When the IRS reviews your tax return—often following an audit—and believes you owe more than reported, it initiates IRS deficiency procedures to address the dispute. These procedures ensure you have a clear, legal path to challenge the IRS’s findings, protecting your due process rights before any additional tax is assessed or collected.
The process typically begins with a 30-day letter (often called a “proposed deficiency letter”) that outlines the IRS’s proposed changes to your tax return. This letter includes:
- A detailed examination report explaining the IRS’s findings and calculations.
- Information about your rights to appeal these findings.
- Form 870 (Waiver of Restrictions on Assessment and Collection of Deficiency and Acceptance of Overassessment), which you can sign to agree with the proposed changes.
You have three primary options upon receiving this letter: accept the proposed deficiency by signing Form 870, appeal the findings through the IRS Office of Appeals, or take no action. If you appeal, you generally must file a formal written protest explaining your disagreement and may attend an appeals conference, where an independent Appeals Officer reviews your case to seek a fair resolution without litigation.
If the dispute isn’t resolved after the appeals process—or if you didn’t appeal—the IRS will issue a Notice of Deficiency (commonly called a 90-day letter). This is your critical opportunity to petition the U.S. Tax Court within 90 days (or 150 days if you’re outside the U.S.). Filing this petition allows you to contest the deficiency without having to pay the disputed tax upfront. Missing this deadline means the IRS can assess the tax and begin collection, and your only recourse may be paying the tax first and filing a refund claim afterwards.
For example, consider Sarah, a small business owner audited by the IRS that disallowed some of her home office deductions. After receiving the 30-day letter, she appealed by submitting a protest and attending an appeals conference, which resulted in a compromise and a smaller tax adjustment she accepted.
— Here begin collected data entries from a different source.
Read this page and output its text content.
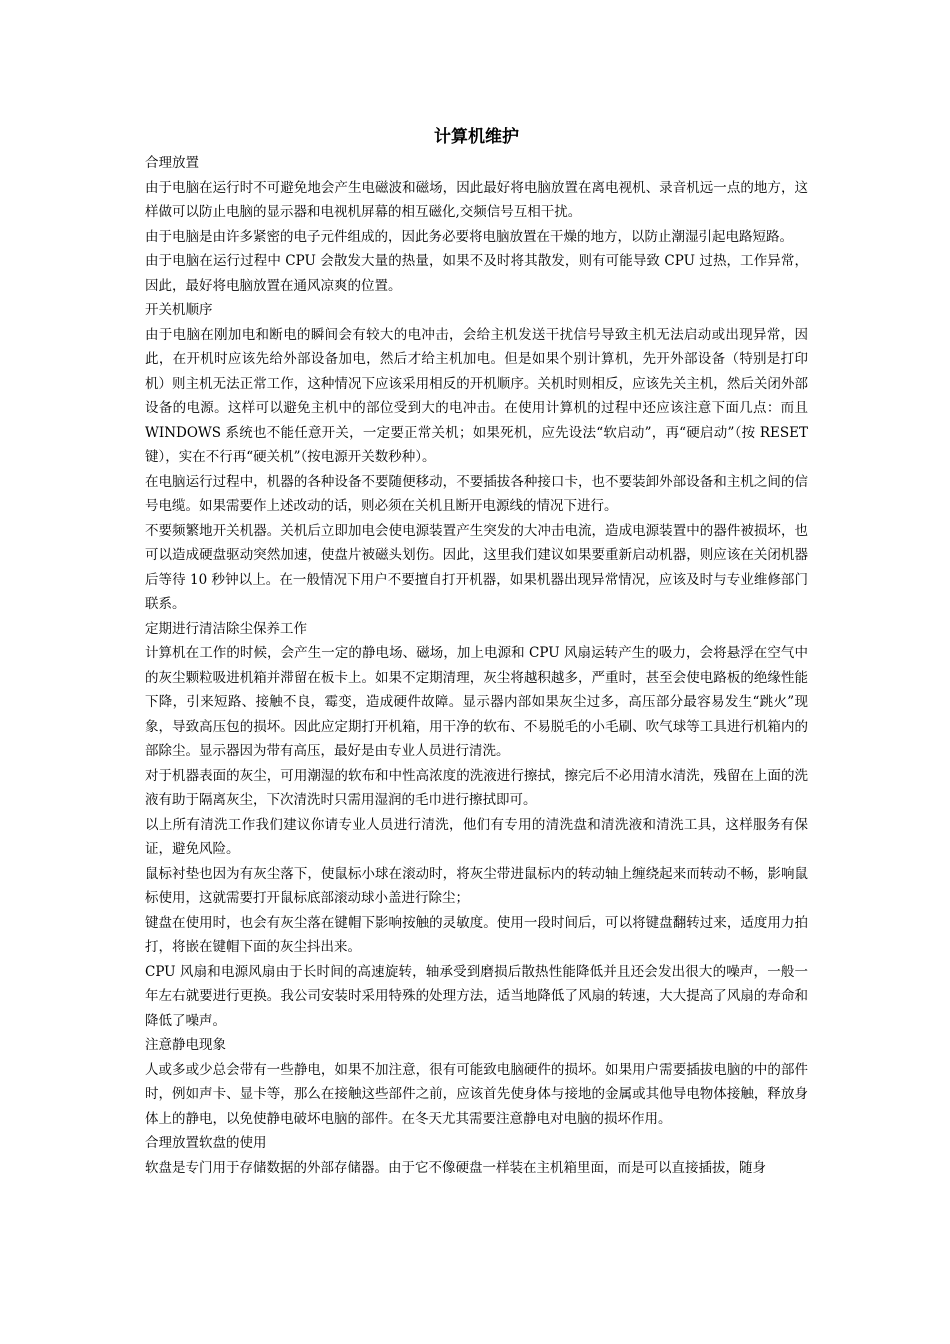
计算机维护

合理放置

由于电脑在运行时不可避免地会产生电磁波和磁场，因此最好将电脑放置在离电视机、录音机远一点的地方，这样做可以防止电脑的显示器和电视机屏幕的相互磁化,交频信号互相干扰。

由于电脑是由许多紧密的电子元件组成的，因此务必要将电脑放置在干燥的地方，以防止潮湿引起电路短路。

由于电脑在运行过程中 CPU 会散发大量的热量，如果不及时将其散发，则有可能导致 CPU 过热，工作异常，因此，最好将电脑放置在通风凉爽的位置。

开关机顺序

由于电脑在刚加电和断电的瞬间会有较大的电冲击，会给主机发送干扰信号导致主机无法启动或出现异常，因此，在开机时应该先给外部设备加电，然后才给主机加电。但是如果个别计算机，先开外部设备（特别是打印机）则主机无法正常工作，这种情况下应该采用相反的开机顺序。关机时则相反，应该先关主机，然后关闭外部设备的电源。这样可以避免主机中的部位受到大的电冲击。在使用计算机的过程中还应该注意下面几点：而且 WINDOWS 系统也不能任意开关，一定要正常关机；如果死机，应先设法“软启动”，再“硬启动”（按 RESET 键），实在不行再“硬关机”（按电源开关数秒种）。

在电脑运行过程中，机器的各种设备不要随便移动，不要插拔各种接口卡，也不要装卸外部设备和主机之间的信号电缆。如果需要作上述改动的话，则必须在关机且断开电源线的情况下进行。

不要频繁地开关机器。关机后立即加电会使电源装置产生突发的大冲击电流，造成电源装置中的器件被损坏，也可以造成硬盘驱动突然加速，使盘片被磁头划伤。因此，这里我们建议如果要重新启动机器，则应该在关闭机器后等待 10 秒钟以上。在一般情况下用户不要擅自打开机器，如果机器出现异常情况，应该及时与专业维修部门联系。

定期进行清洁除尘保养工作

计算机在工作的时候，会产生一定的静电场、磁场，加上电源和 CPU 风扇运转产生的吸力，会将悬浮在空气中的灰尘颗粒吸进机箱并滞留在板卡上。如果不定期清理，灰尘将越积越多，严重时，甚至会使电路板的绝缘性能下降，引来短路、接触不良，霉变，造成硬件故障。显示器内部如果灰尘过多，高压部分最容易发生“跳火”现象，导致高压包的损坏。因此应定期打开机箱，用干净的软布、不易脱毛的小毛刷、吹气球等工具进行机箱内的部除尘。显示器因为带有高压，最好是由专业人员进行清洗。

对于机器表面的灰尘，可用潮湿的软布和中性高浓度的洗液进行擦拭，擦完后不必用清水清洗，残留在上面的洗液有助于隔离灰尘，下次清洗时只需用湿润的毛巾进行擦拭即可。

以上所有清洗工作我们建议你请专业人员进行清洗，他们有专用的清洗盘和清洗液和清洗工具，这样服务有保证，避免风险。

鼠标衬垫也因为有灰尘落下，使鼠标小球在滚动时，将灰尘带进鼠标内的转动轴上缠绕起来而转动不畅，影响鼠标使用，这就需要打开鼠标底部滚动球小盖进行除尘；

键盘在使用时，也会有灰尘落在键帽下影响按触的灵敏度。使用一段时间后，可以将键盘翻转过来，适度用力拍打，将嵌在键帽下面的灰尘抖出来。

CPU 风扇和电源风扇由于长时间的高速旋转，轴承受到磨损后散热性能降低并且还会发出很大的噪声，一般一年左右就要进行更换。我公司安装时采用特殊的处理方法，适当地降低了风扇的转速，大大提高了风扇的寿命和降低了噪声。

注意静电现象

人或多或少总会带有一些静电，如果不加注意，很有可能致电脑硬件的损坏。如果用户需要插拔电脑的中的部件时，例如声卡、显卡等，那么在接触这些部件之前，应该首先使身体与接地的金属或其他导电物体接触，释放身体上的静电，以免使静电破坏电脑的部件。在冬天尤其需要注意静电对电脑的损坏作用。

合理放置软盘的使用

软盘是专门用于存储数据的外部存储器。由于它不像硬盘一样装在主机箱里面，而是可以直接插拔，随身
Had she not appealed, Sarah could have received a 90-day letter and needed to file a Tax Court petition to further dispute the issue without prepayment.
Taxpayers of all types—individuals, married couples, and businesses—may encounter deficiency procedures whenever the IRS proposes a higher tax liability after examination.
To navigate deficiency procedures effectively, remember:
- Respond promptly to IRS letters; ignoring them risks losing appeal opportunities and facing collection.
- Understand your rights, including appeal rights and U.S. Tax Court access.
- Keep detailed records to support your tax positions.
- Seek professional representation from tax attorneys, CPAs, or enrolled agents, especially when dealing with complex issues or court cases.
- Act swiftly on the 90-day letter deadlines.
Common misunderstandings include believing the 30-day letter is a final bill (it’s not) or thinking you must pay disputed tax before going to court (U.S. Tax Court allows prepayment challenge). Missing key deadlines or trying to self-represent in complex cases can lead to unfavorable outcomes.
For detailed guidance on appealing to the IRS Office of Appeals, visit our article on The Role of the IRS Appeals Office. To understand Tax Court procedures and filing petitions properly, see Taking Your Case to U.S. Tax Court.
According to IRS Publication 5, Your Appeal Rights and How To Prepare a Protest If You Don’t Agree With the IRS (https://www.irs.gov/pub/irs-pdf/p5.pdf), following deficiency procedures carefully safeguards your rights and options.
For authoritative IRS resources, see the official IRS page on Notice of Deficiency (IRS Form CP3219).
By understanding and properly engaging in IRS deficiency procedures, you can effectively protect your interests during tax disputes and ensure the IRS follows all legal requirements before collecting additional taxes.